The book has twelve chapters, covering everything from installation and adding modules through to proxies and performance. The chapter on security is the largest, it covers the topics well. By contrast I thought the chapter `Aliases, Redirection and Rewriting' too short and could have benefited from some more `recipes', but that may be due to my own bias - mod_rewrite is not an easy topic, and as I've said it causes me a great deal of grief.
It is laid out in a similar way to the Perl Cookbook: each recipe has a `Problem' section followed by a `Solution' and then `Discussion.' In almost all the `recipes' the `Discussion' is longer than the `Solution,' and I often found it far more useful and informative than the problem and its solution.
The Apache Cookbook covers almost all aspects and all parts of the learning curve for Apache. That will either be a strength or a weakness of this volume for you; with such a large and complex piece of software as Apache a single book cannot hope to cover it in a great deal of depth.
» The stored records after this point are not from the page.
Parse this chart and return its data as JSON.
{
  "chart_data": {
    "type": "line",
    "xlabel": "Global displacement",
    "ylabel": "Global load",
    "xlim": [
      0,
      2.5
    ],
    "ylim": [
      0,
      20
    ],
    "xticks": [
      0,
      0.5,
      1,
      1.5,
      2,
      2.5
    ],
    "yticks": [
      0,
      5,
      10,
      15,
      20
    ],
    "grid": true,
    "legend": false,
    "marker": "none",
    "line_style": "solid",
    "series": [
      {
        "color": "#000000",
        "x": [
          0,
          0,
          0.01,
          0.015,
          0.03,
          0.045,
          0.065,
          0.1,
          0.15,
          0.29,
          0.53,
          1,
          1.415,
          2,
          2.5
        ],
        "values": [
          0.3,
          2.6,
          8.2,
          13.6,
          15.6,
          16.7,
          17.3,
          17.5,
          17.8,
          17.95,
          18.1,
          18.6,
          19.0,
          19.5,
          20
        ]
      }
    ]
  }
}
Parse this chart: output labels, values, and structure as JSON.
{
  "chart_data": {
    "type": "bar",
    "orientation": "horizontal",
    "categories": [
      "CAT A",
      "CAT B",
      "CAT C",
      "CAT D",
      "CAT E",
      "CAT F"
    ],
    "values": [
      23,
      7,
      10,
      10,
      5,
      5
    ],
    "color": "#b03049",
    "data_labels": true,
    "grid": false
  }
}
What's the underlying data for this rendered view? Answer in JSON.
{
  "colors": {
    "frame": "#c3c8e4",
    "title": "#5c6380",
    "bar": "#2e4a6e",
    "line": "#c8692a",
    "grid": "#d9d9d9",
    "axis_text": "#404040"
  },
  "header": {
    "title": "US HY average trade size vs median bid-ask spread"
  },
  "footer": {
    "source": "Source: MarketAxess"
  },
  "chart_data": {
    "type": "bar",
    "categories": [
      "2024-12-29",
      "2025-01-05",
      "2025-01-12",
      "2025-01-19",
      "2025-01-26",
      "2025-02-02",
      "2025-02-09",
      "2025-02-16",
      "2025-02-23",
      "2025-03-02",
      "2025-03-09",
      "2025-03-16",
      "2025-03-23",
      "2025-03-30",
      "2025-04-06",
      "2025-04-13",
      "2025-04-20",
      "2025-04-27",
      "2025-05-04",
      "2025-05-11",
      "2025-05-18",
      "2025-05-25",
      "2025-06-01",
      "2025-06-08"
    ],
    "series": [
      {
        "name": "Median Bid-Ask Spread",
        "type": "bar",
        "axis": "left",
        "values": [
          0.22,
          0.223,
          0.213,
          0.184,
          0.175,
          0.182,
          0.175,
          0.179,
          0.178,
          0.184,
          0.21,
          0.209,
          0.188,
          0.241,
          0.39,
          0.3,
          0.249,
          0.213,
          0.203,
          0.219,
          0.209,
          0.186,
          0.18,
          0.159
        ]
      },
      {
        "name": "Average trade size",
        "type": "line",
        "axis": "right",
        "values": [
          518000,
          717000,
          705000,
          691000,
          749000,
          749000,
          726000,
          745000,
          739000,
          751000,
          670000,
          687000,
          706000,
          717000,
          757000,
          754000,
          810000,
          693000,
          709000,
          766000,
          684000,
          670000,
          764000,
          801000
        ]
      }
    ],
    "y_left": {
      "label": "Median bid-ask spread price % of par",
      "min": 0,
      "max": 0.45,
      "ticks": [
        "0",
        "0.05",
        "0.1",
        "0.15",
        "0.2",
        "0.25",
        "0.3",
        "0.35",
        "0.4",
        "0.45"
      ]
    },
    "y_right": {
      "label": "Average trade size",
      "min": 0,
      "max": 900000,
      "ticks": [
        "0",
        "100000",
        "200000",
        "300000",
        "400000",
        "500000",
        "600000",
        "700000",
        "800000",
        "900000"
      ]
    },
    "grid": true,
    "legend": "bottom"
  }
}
For me this book was not really a cookbook, more a good source of well documented examples from which to create my own recipes,
My biggest problem reviewing a book like this is that after several years building and configuring Apache (even on an infrequent basis) quite a lot of this volume seems simple. You may also find it the same if you are the sort of person who is not afraid to pore over the documentation, get your hands dirty and make a few mistakes. If you like some hand holding and are just starting with Apache you may benefit from all of it.
That's not to say that I didn't personally find large chunks of this volume useful. Certainly I've gone over several of the recipes and their excellent explanatory text to shed some light on previously dark corners of Apache, particularly as the authors cover both Apache 1.3 and 2.0.
O'Reilly have the usual web page with a Table of Contents and example chapter. The example chapter, on error handling is well chosen as it is typical of the others and useful but not the most useful chapter.
I have recently been thinking that tech books fall into various sorts and there is one sort I'd call `library books' - books you may not need to own, but will want to read every so often and would be good to have in your local or company library. Apache Cookbook is one of these, a book I'd recommend everyone coming to grips with Apache has close to hand, but it is not going to be constantly on your desk in the same way that Perl Cookbook might be for Perl programmers: to start off with, it's half the size and doesn't cover nearly as many topics. This one falls short of essential due to it's concentration on breadth. rather than depth. So my recommendation for this book is not that all Apache administrators should buy it, but you should have a copy close at hand.